When the Communist International Is Your Boss
- Loren Balhorn
Throughout history, it’s been hard for agitators and troublemakers to hold down a good job. In the interwar decades, tens of thousands of them were hired by the Communist International — an employer with long hours, difficult bosses, and a lot of opportunities for travel.

Delegates at the Second World Congress of the Communist International, Petrograd, 1920. (Wikimedia Commons)
Brigitte Studer is one of the most accomplished historians of socialism in the German-speaking world. Her latest book, Reisende der Weltrevolution: Eine Globalgeschichte der Kommunistischen Internationale — appearing in German last year and now slated to be published in English by Verso Books — paints a detailed portrait of a group of transnational Communists from 1920 onward. Serving as officials and agents of the Communist International, or Comintern, from Moscow to Berlin and Tashkent to Wuhan, these dedicated Communists did everything in their power to push the world revolution forward.
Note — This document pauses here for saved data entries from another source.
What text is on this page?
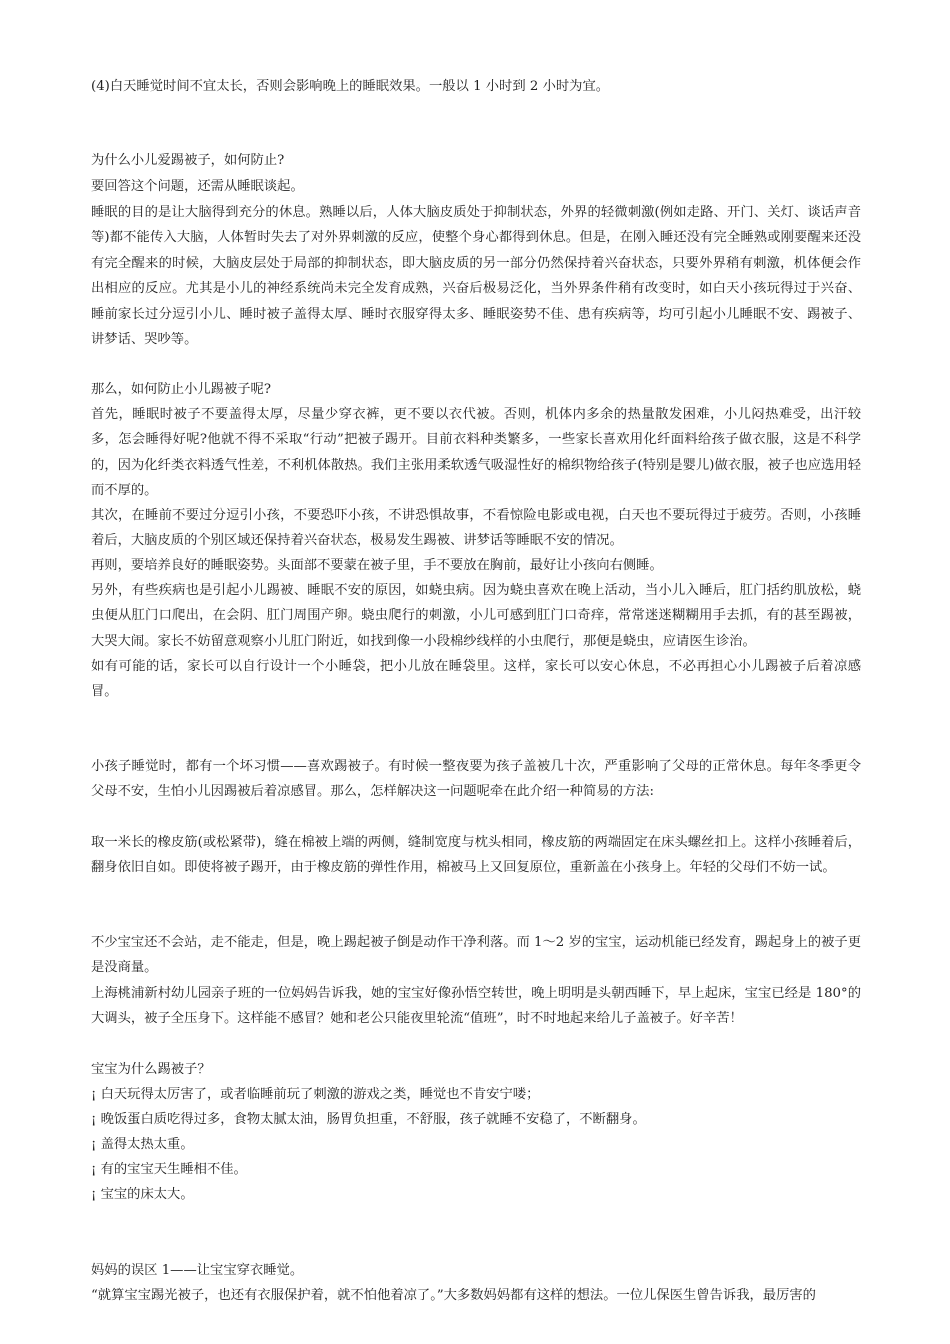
(4)白天睡觉时间不宜太长，否则会影响晚上的睡眠效果。一般以 1 小时到 2 小时为宜。

为什么小儿爱踢被子，如何防止?

要回答这个问题，还需从睡眠谈起。

睡眠的目的是让大脑得到充分的休息。熟睡以后，人体大脑皮质处于抑制状态，外界的轻微刺激(例如走路、开门、关灯、谈话声音等)都不能传入大脑，人体暂时失去了对外界刺激的反应，使整个身心都得到休息。但是，在刚入睡还没有完全睡熟或刚要醒来还没有完全醒来的时候，大脑皮层处于局部的抑制状态，即大脑皮质的另一部分仍然保持着兴奋状态，只要外界稍有刺激，机体便会作出相应的反应。尤其是小儿的神经系统尚未完全发育成熟，兴奋后极易泛化，当外界条件稍有改变时，如白天小孩玩得过于兴奋、睡前家长过分逗引小儿、睡时被子盖得太厚、睡时衣服穿得太多、睡眠姿势不佳、患有疾病等，均可引起小儿睡眠不安、踢被子、讲梦话、哭吵等。

那么，如何防止小儿踢被子呢?

首先，睡眠时被子不要盖得太厚，尽量少穿衣裤，更不要以衣代被。否则，机体内多余的热量散发困难，小儿闷热难受，出汗较多，怎会睡得好呢?他就不得不采取“行动”把被子踢开。目前衣料种类繁多，一些家长喜欢用化纤面料给孩子做衣服，这是不科学的，因为化纤类衣料透气性差，不利机体散热。我们主张用柔软透气吸湿性好的棉织物给孩子(特别是婴儿)做衣服，被子也应选用轻而不厚的。

其次，在睡前不要过分逗引小孩，不要恐吓小孩，不讲恐惧故事，不看惊险电影或电视，白天也不要玩得过于疲劳。否则，小孩睡着后，大脑皮质的个别区域还保持着兴奋状态，极易发生踢被、讲梦话等睡眠不安的情况。

再则，要培养良好的睡眠姿势。头面部不要蒙在被子里，手不要放在胸前，最好让小孩向右侧睡。

另外，有些疾病也是引起小儿踢被、睡眠不安的原因，如蛲虫病。因为蛲虫喜欢在晚上活动，当小儿入睡后，肛门括约肌放松，蛲虫便从肛门口爬出，在会阴、肛门周围产卵。蛲虫爬行的刺激，小儿可感到肛门口奇痒，常常迷迷糊糊用手去抓，有的甚至踢被，大哭大闹。家长不妨留意观察小儿肛门附近，如找到像一小段棉纱线样的小虫爬行，那便是蛲虫，应请医生诊治。

如有可能的话，家长可以自行设计一个小睡袋，把小儿放在睡袋里。这样，家长可以安心休息，不必再担心小儿踢被子后着凉感冒。

小孩子睡觉时，都有一个坏习惯——喜欢踢被子。有时候一整夜要为孩子盖被几十次，严重影响了父母的正常休息。每年冬季更令父母不安，生怕小儿因踢被后着凉感冒。那么，怎样解决这一问题呢牵在此介绍一种简易的方法:

取一米长的橡皮筋(或松紧带)，缝在棉被上端的两侧，缝制宽度与枕头相同，橡皮筋的两端固定在床头螺丝扣上。这样小孩睡着后，翻身依旧自如。即使将被子踢开，由于橡皮筋的弹性作用，棉被马上又回复原位，重新盖在小孩身上。年轻的父母们不妨一试。

不少宝宝还不会站，走不能走，但是，晚上踢起被子倒是动作干净利落。而 1～2 岁的宝宝，运动机能已经发育，踢起身上的被子更是没商量。

上海桃浦新村幼儿园亲子班的一位妈妈告诉我，她的宝宝好像孙悟空转世，晚上明明是头朝西睡下，早上起床，宝宝已经是 180°的大调头，被子全压身下。这样能不感冒？她和老公只能夜里轮流“值班”，时不时地起来给儿子盖被子。好辛苦！

宝宝为什么踢被子？

¡ 白天玩得太厉害了，或者临睡前玩了刺激的游戏之类，睡觉也不肯安宁喽；

¡ 晚饭蛋白质吃得过多，食物太腻太油，肠胃负担重，不舒服，孩子就睡不安稳了，不断翻身。

¡ 盖得太热太重。

¡ 有的宝宝天生睡相不佳。

¡ 宝宝的床太大。

妈妈的误区 1——让宝宝穿衣睡觉。

“就算宝宝踢光被子，也还有衣服保护着，就不怕他着凉了。”大多数妈妈都有这样的想法。一位儿保医生曾告诉我，最厉害的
A century later, what remains of their struggle? And why is it worth studying the Comintern in a world that has changed so radically since the communist movement’s heyday? Marcel Bois spoke with Studer about the hopes and disappointments of these militants who found in the Comintern a force that gave them meaning in life — and a job.
Marcel Bois
Your new book, Reisende der Weltrevolution, examines the Communist International in the 1920s and 1930s as a workplace. Was the Comintern a good employer? Was it lucrative to be a professional revolutionary?